A busy week, a frenetic Friday with only time for a Big M for lunch, a difficult phone call from mum. It was followed by a very enjoyable but very busy weekend. This involved a karaoke session with girlfriends, running training, brunch with a girlfriend, an enjoyable Saturday night out (with some further sleep deprivation), followed by a lovely brunch out in the sun in great company. A nanna nap then a sublime massage.
All great stuff.
Yet I am tired and feeling rather drained. I have a busy week ahead, filled with appointments, deadlines.
The temptation is to keep busy at this time, as it would seem preferable to sitting at home navel-gazing. “Getting on with things” has been my major drive.

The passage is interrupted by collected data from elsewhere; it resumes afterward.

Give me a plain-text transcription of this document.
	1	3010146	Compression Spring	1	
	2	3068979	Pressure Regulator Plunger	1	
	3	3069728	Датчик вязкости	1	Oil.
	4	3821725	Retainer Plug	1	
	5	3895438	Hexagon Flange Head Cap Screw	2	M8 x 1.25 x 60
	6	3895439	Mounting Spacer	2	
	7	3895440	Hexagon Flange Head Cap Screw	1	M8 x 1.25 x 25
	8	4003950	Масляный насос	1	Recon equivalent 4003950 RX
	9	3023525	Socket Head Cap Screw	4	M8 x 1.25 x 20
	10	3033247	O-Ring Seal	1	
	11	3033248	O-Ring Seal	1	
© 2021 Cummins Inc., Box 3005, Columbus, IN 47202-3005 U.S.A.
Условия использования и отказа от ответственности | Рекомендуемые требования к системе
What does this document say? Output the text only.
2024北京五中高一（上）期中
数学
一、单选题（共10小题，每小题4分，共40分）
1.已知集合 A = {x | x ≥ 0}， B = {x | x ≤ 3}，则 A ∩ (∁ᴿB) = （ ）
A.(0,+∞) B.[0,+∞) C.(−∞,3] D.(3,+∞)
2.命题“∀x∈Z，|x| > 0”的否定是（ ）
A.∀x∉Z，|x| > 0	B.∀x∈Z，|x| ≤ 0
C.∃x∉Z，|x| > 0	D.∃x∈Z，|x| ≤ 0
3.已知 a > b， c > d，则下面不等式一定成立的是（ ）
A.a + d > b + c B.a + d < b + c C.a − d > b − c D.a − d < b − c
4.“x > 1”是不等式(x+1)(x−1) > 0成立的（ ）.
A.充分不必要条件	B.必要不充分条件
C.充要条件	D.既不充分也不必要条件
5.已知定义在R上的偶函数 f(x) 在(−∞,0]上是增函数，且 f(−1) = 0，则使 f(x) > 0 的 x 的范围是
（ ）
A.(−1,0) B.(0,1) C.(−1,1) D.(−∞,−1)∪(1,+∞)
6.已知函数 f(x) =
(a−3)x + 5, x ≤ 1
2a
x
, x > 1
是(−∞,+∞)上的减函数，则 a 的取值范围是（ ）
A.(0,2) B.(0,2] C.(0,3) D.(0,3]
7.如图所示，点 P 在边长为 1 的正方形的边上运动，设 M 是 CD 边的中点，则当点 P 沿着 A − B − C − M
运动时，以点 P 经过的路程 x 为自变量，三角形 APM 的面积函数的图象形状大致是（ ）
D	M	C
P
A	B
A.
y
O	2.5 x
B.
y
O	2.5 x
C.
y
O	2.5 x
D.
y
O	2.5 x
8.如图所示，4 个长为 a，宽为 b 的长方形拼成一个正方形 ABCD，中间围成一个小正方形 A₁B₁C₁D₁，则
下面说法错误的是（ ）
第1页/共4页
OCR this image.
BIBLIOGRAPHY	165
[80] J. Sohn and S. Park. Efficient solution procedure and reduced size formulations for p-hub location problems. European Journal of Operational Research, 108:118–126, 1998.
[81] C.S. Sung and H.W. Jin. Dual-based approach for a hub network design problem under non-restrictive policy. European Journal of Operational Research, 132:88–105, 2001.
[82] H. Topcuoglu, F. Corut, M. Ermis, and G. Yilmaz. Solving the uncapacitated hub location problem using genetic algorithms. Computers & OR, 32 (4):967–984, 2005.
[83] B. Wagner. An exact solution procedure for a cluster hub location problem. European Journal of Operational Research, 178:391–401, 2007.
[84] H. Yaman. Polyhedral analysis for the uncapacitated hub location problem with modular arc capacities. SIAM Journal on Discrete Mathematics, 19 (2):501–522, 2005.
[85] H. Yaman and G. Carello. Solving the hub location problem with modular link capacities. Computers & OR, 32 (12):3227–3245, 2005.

There is a scream and yell from the outside world. Things to do. People to see. Excitement to be had. I want to be in on it, goddamit, I deserve to be happy and feel excited. I have become “busy and important”, and it is rather exhilarating.
Yet this noise can threaten to drown out the little whisper of “hey, take it easy, man, slow down”. The noise can make it hard to see the writing on the wall that I am at risk of being overwhelmed. I am burning the candle at both ends, and have actually lacked the time or inclination to sleep and eat properly.
Sitting at home, exhausted, starving hungry, lacking the energy to go and procure food. Tears come easily, as does the feeling that I may indeed lose the plot, and I must not. I am an adult and, during these times, I feel like an over-wrought toddler. The desire to fling myself to the floor like an over-wrought toddler can be overwhelming.
I would love for somebody to come and scoop me up and look after me during these times, to cook me dinner and give me a cuddle and tuck me into bed. We cannot always have what we want, unfortunately.
A few things I really need to do:
- avoid sleep deprivation strictly. No matter how exciting the time that induced the sleep deprivation, I invariably feel shit with it. I need a solid 8 hours most nights to keep a lid on things.
- Quarantine time to do “mindless” things as a priority – reading my fluffy novels, taking the dog for a leisurely stroll, watching funny shows on DVD, taking myself out for tightarse monday movies.
- Eating 3 meals per day, and having food in the house to make even if I am tired. Baked beans. Soup. I have taken to popping berocca. (Despite this, though, I managed to scrape together a decent dinner tonight)
- It is tempting to drink alcohol to take the edge off, but it takes increasing quantities to do this when wound up. I need to be careful.
- Keeping those who give me the urge to take my eyeball out with a fork at arms length, even if those people happen to be my flesh and blood. Conversely, keeping close the people who bring forth my best, calm, serene self.
I do not need a cup of Concrete to Harden The Fuck Up, I need a cup of Take It Easy, Dude. I need to brew it up myself, carefully and lovingly.
If I expect V8 performance, I need to fill the tank with premium.
If you see me, gently remind me of this. It is not intuitive for me.